27 – Das Protokoll

Wir haben wieder Post erhalten. Und zwar hat der Regionalverband der Gartenfreunde Quedlinburg das Protokoll der Mitgliederversammlung vom 4. November 2023 an die Mitgliedsvereine übermittelt. Wir möchten für euch einige Dinge daraus hier vorstellen und unter Zuhilfenahme der Fachliteratur „Handbuch zum Vereinsrecht“ von Stöber/Otto, einmal einordnen. Bemerkenswert sind die protokollierten grundlegenden Defizite einer demokratischen Mehrheitsfindung, wo abweichende Meinungen, Vorstellungen und Ideen augenscheinlich unerwünscht sind. Weiter möchten wir euch so auch noch vom eigenwilligen Rechtsverständnis der Verbandsführung informieren. Und wir stellen uns die Frage, was es mit der geheimen Wertermittlungsrichtlinie auf sich hat und warum lässt man über diese nicht abstimmen?

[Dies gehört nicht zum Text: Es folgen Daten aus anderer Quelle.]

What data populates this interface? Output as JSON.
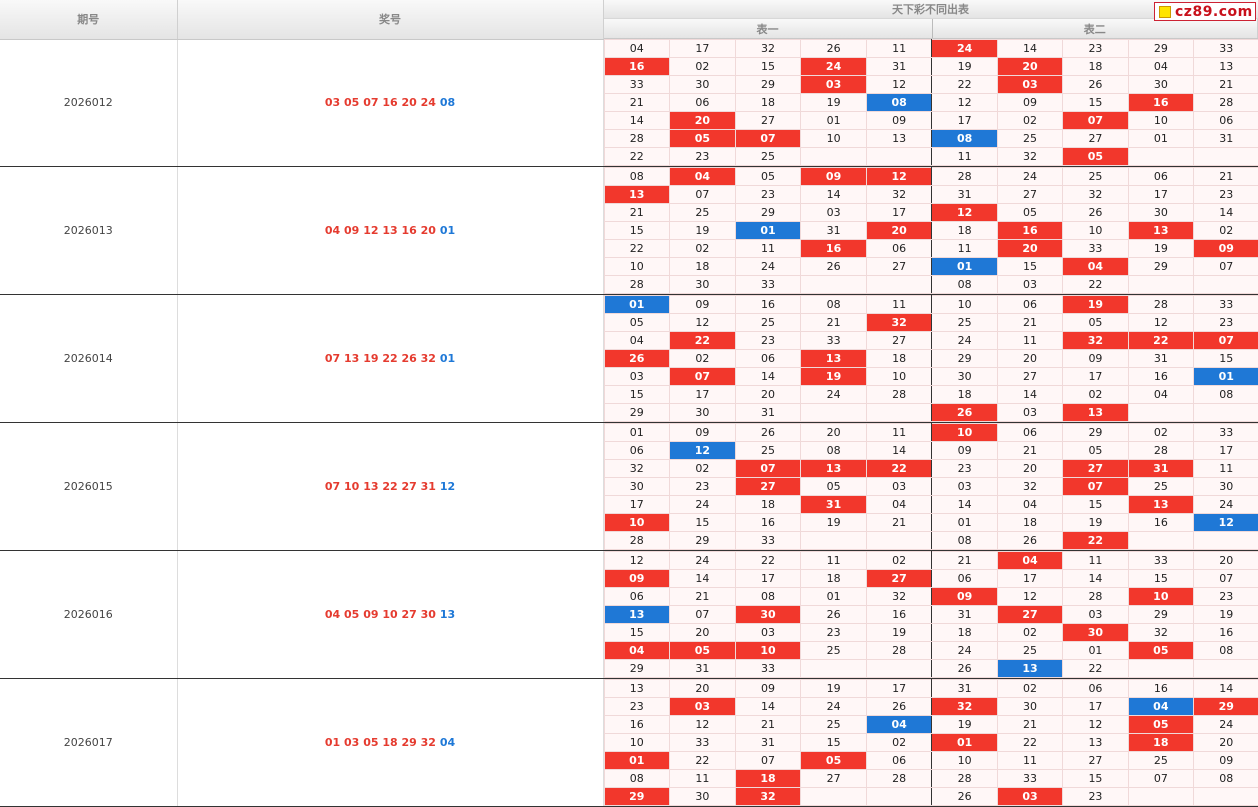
{
  "header": {
    "issue_label": "期号",
    "numbers_label": "奖号",
    "group_label": "天下彩不同出表",
    "table1_label": "表一",
    "table2_label": "表二"
  },
  "logo": {
    "text": "cz89.com",
    "square_color": "#ffe400",
    "text_color": "#c8101a"
  },
  "colors": {
    "red_mark": "#f2372c",
    "blue_mark": "#1f78d6",
    "red_number": "#e53b2f",
    "blue_number": "#1e78d7"
  },
  "draws": [
    {
      "issue": "2026012",
      "red": [
        "03",
        "05",
        "07",
        "16",
        "20",
        "24"
      ],
      "blue": "08",
      "t1": [
        [
          "04",
          "17",
          "32",
          "26",
          "11"
        ],
        [
          "16",
          "02",
          "15",
          "24",
          "31"
        ],
        [
          "33",
          "30",
          "29",
          "03",
          "12"
        ],
        [
          "21",
          "06",
          "18",
          "19",
          "08"
        ],
        [
          "14",
          "20",
          "27",
          "01",
          "09"
        ],
        [
          "28",
          "05",
          "07",
          "10",
          "13"
        ],
        [
          "22",
          "23",
          "25",
          "",
          ""
        ]
      ],
      "t2": [
        [
          "24",
          "14",
          "23",
          "29",
          "33"
        ],
        [
          "19",
          "20",
          "18",
          "04",
          "13"
        ],
        [
          "22",
          "03",
          "26",
          "30",
          "21"
        ],
        [
          "12",
          "09",
          "15",
          "16",
          "28"
        ],
        [
          "17",
          "02",
          "07",
          "10",
          "06"
        ],
        [
          "08",
          "25",
          "27",
          "01",
          "31"
        ],
        [
          "11",
          "32",
          "05",
          "",
          ""
        ]
      ]
    },
    {
      "issue": "2026013",
      "red": [
        "04",
        "09",
        "12",
        "13",
        "16",
        "20"
      ],
      "blue": "01",
      "t1": [
        [
          "08",
          "04",
          "05",
          "09",
          "12"
        ],
        [
          "13",
          "07",
          "23",
          "14",
          "32"
        ],
        [
          "21",
          "25",
          "29",
          "03",
          "17"
        ],
        [
          "15",
          "19",
          "01",
          "31",
          "20"
        ],
        [
          "22",
          "02",
          "11",
          "16",
          "06"
        ],
        [
          "10",
          "18",
          "24",
          "26",
          "27"
        ],
        [
          "28",
          "30",
          "33",
          "",
          ""
        ]
      ],
      "t2": [
        [
          "28",
          "24",
          "25",
          "06",
          "21"
        ],
        [
          "31",
          "27",
          "32",
          "17",
          "23"
        ],
        [
          "12",
          "05",
          "26",
          "30",
          "14"
        ],
        [
          "18",
          "16",
          "10",
          "13",
          "02"
        ],
        [
          "11",
          "20",
          "33",
          "19",
          "09"
        ],
        [
          "01",
          "15",
          "04",
          "29",
          "07"
        ],
        [
          "08",
          "03",
          "22",
          "",
          ""
        ]
      ]
    },
    {
      "issue": "2026014",
      "red": [
        "07",
        "13",
        "19",
        "22",
        "26",
        "32"
      ],
      "blue": "01",
      "t1": [
        [
          "01",
          "09",
          "16",
          "08",
          "11"
        ],
        [
          "05",
          "12",
          "25",
          "21",
          "32"
        ],
        [
          "04",
          "22",
          "23",
          "33",
          "27"
        ],
        [
          "26",
          "02",
          "06",
          "13",
          "18"
        ],
        [
          "03",
          "07",
          "14",
          "19",
          "10"
        ],
        [
          "15",
          "17",
          "20",
          "24",
          "28"
        ],
        [
          "29",
          "30",
          "31",
          "",
          ""
        ]
      ],
      "t2": [
        [
          "10",
          "06",
          "19",
          "28",
          "33"
        ],
        [
          "25",
          "21",
          "05",
          "12",
          "23"
        ],
        [
          "24",
          "11",
          "32",
          "22",
          "07"
        ],
        [
          "29",
          "20",
          "09",
          "31",
          "15"
        ],
        [
          "30",
          "27",
          "17",
          "16",
          "01"
        ],
        [
          "18",
          "14",
          "02",
          "04",
          "08"
        ],
        [
          "26",
          "03",
          "13",
          "",
          ""
        ]
      ]
    },
    {
      "issue": "2026015",
      "red": [
        "07",
        "10",
        "13",
        "22",
        "27",
        "31"
      ],
      "blue": "12",
      "t1": [
        [
          "01",
          "09",
          "26",
          "20",
          "11"
        ],
        [
          "06",
          "12",
          "25",
          "08",
          "14"
        ],
        [
          "32",
          "02",
          "07",
          "13",
          "22"
        ],
        [
          "30",
          "23",
          "27",
          "05",
          "03"
        ],
        [
          "17",
          "24",
          "18",
          "31",
          "04"
        ],
        [
          "10",
          "15",
          "16",
          "19",
          "21"
        ],
        [
          "28",
          "29",
          "33",
          "",
          ""
        ]
      ],
      "t2": [
        [
          "10",
          "06",
          "29",
          "02",
          "33"
        ],
        [
          "09",
          "21",
          "05",
          "28",
          "17"
        ],
        [
          "23",
          "20",
          "27",
          "31",
          "11"
        ],
        [
          "03",
          "32",
          "07",
          "25",
          "30"
        ],
        [
          "14",
          "04",
          "15",
          "13",
          "24"
        ],
        [
          "01",
          "18",
          "19",
          "16",
          "12"
        ],
        [
          "08",
          "26",
          "22",
          "",
          ""
        ]
      ]
    },
    {
      "issue": "2026016",
      "red": [
        "04",
        "05",
        "09",
        "10",
        "27",
        "30"
      ],
      "blue": "13",
      "t1": [
        [
          "12",
          "24",
          "22",
          "11",
          "02"
        ],
        [
          "09",
          "14",
          "17",
          "18",
          "27"
        ],
        [
          "06",
          "21",
          "08",
          "01",
          "32"
        ],
        [
          "13",
          "07",
          "30",
          "26",
          "16"
        ],
        [
          "15",
          "20",
          "03",
          "23",
          "19"
        ],
        [
          "04",
          "05",
          "10",
          "25",
          "28"
        ],
        [
          "29",
          "31",
          "33",
          "",
          ""
        ]
      ],
      "t2": [
        [
          "21",
          "04",
          "11",
          "33",
          "20"
        ],
        [
          "06",
          "17",
          "14",
          "15",
          "07"
        ],
        [
          "09",
          "12",
          "28",
          "10",
          "23"
        ],
        [
          "31",
          "27",
          "03",
          "29",
          "19"
        ],
        [
          "18",
          "02",
          "30",
          "32",
          "16"
        ],
        [
          "24",
          "25",
          "01",
          "05",
          "08"
        ],
        [
          "26",
          "13",
          "22",
          "",
          ""
        ]
      ]
    },
    {
      "issue": "2026017",
      "red": [
        "01",
        "03",
        "05",
        "18",
        "29",
        "32"
      ],
      "blue": "04",
      "t1": [
        [
          "13",
          "20",
          "09",
          "19",
          "17"
        ],
        [
          "23",
          "03",
          "14",
          "24",
          "26"
        ],
        [
          "16",
          "12",
          "21",
          "25",
          "04"
        ],
        [
          "10",
          "33",
          "31",
          "15",
          "02"
        ],
        [
          "01",
          "22",
          "07",
          "05",
          "06"
        ],
        [
          "08",
          "11",
          "18",
          "27",
          "28"
        ],
        [
          "29",
          "30",
          "32",
          "",
          ""
        ]
      ],
      "t2": [
        [
          "31",
          "02",
          "06",
          "16",
          "14"
        ],
        [
          "32",
          "30",
          "17",
          "04",
          "29"
        ],
        [
          "19",
          "21",
          "12",
          "05",
          "24"
        ],
        [
          "01",
          "22",
          "13",
          "18",
          "20"
        ],
        [
          "10",
          "11",
          "27",
          "25",
          "09"
        ],
        [
          "28",
          "33",
          "15",
          "07",
          "08"
        ],
        [
          "26",
          "03",
          "23",
          "",
          ""
        ]
      ]
    }
  ]
}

Handbuch zum Vereinsrecht (Stöber/ Otto)

Bevor wir gleich in das Protokoll einsteigen, möchten wir zum aktuellen Thema der Mitgliederversammlung unserer Meinung nach zwei grundlegende Dinge aus dem Handbuch zum Vereinsrecht anbringen. Gerade hier erweckt der Regionalverband Quedlinburg nämlich regelmäßig den Eindruck der Unkenntnis bzw. Nichtbeachtung folgender Grundsätze:

„Das Mitgliederrecht auf Teilnahme an der Willensbildung des Vereins schließt … das Recht zur Mitwirkung bei Beratungen (Mitberatung) ein, damit auch das Recht zur Wortmeldung, zu Redeausführungen und jedenfalls im Zweifel auch zur Antragsstellung. Die Mitglieder müssen stets Gelegenheit finden, ihre Auffassungen zu einem Gegenstand der Beschlussfassung vorzutragen und Zustimmung oder Bedenken vorzubringen sowie ihr Auskunftsrecht geltend zu machen.“

XIV Die Mitgliederversammlung – 7. Teilnahmeberechtigung – a) Mitglieder RZ 879

„Der Versammlungsleiter eröffnet die Mitgliederversammlung. Er nimmt das Ordnungsrecht in der Versammlung und das Hausrecht des Vereins wahr. … Er muss auf eine sachgemäße Erörterung der Gegenstände zur Tagesordnung bedacht sein und die Anwesenden gehörig zu Wort kommen lassen. Die Verfahrensrechte der Minderheit muss der Versammlungsleiter gerade gegenüber einer stärkeren Mehrheit schützen … Bei der Leitung des Verfahrenshergangs … hat er die Pflicht zur gleichmäßigen Behandlung aller Mitglieder und den Grundsatz der Verhältnismäßigkeit von in Rechte der Mitglieder eingreifenden Maßnahmen zu beachten“

XIV Die Mitgliederversammlung – 8. Leitung der Versammlung – d) Aufgaben und Befugnisse RZ 894

Tagesordnung und Beschlussfähigkeit

Aus dem Protokoll geht hervor, das fast 60 Personen auf der Mitgliederversammlung in der Harzsparkasse anwesend waren. Neben den 45 stimmberechtigte Anwesenden waren noch ganze 13 Gäste im Protokoll vermerkt. Das waren neben dem neuen Rechtsanwalt des Verbandes und 2 Vertreter des Regionalverbandes aus Sangerhausen, vor allem noch weitere Vorstandsmitglieder von den Mitgliedsvereinen. Anschließend wurde unter dem Tagesordnungspunkt 3 die Tagesordnung besprochen. In der Versammlung verlas damals der stellvertretende Vorsitzende des Regionalverbandes Quedlinburg als Versammlungsleiter das Anschreiben vom Vorsitzenden der Kleingärtner Holzbreite 2 e.V. und man erwähnte auch die angebrachten Bedenken zur zeitlichen Durchführbarkeit der Versammlung.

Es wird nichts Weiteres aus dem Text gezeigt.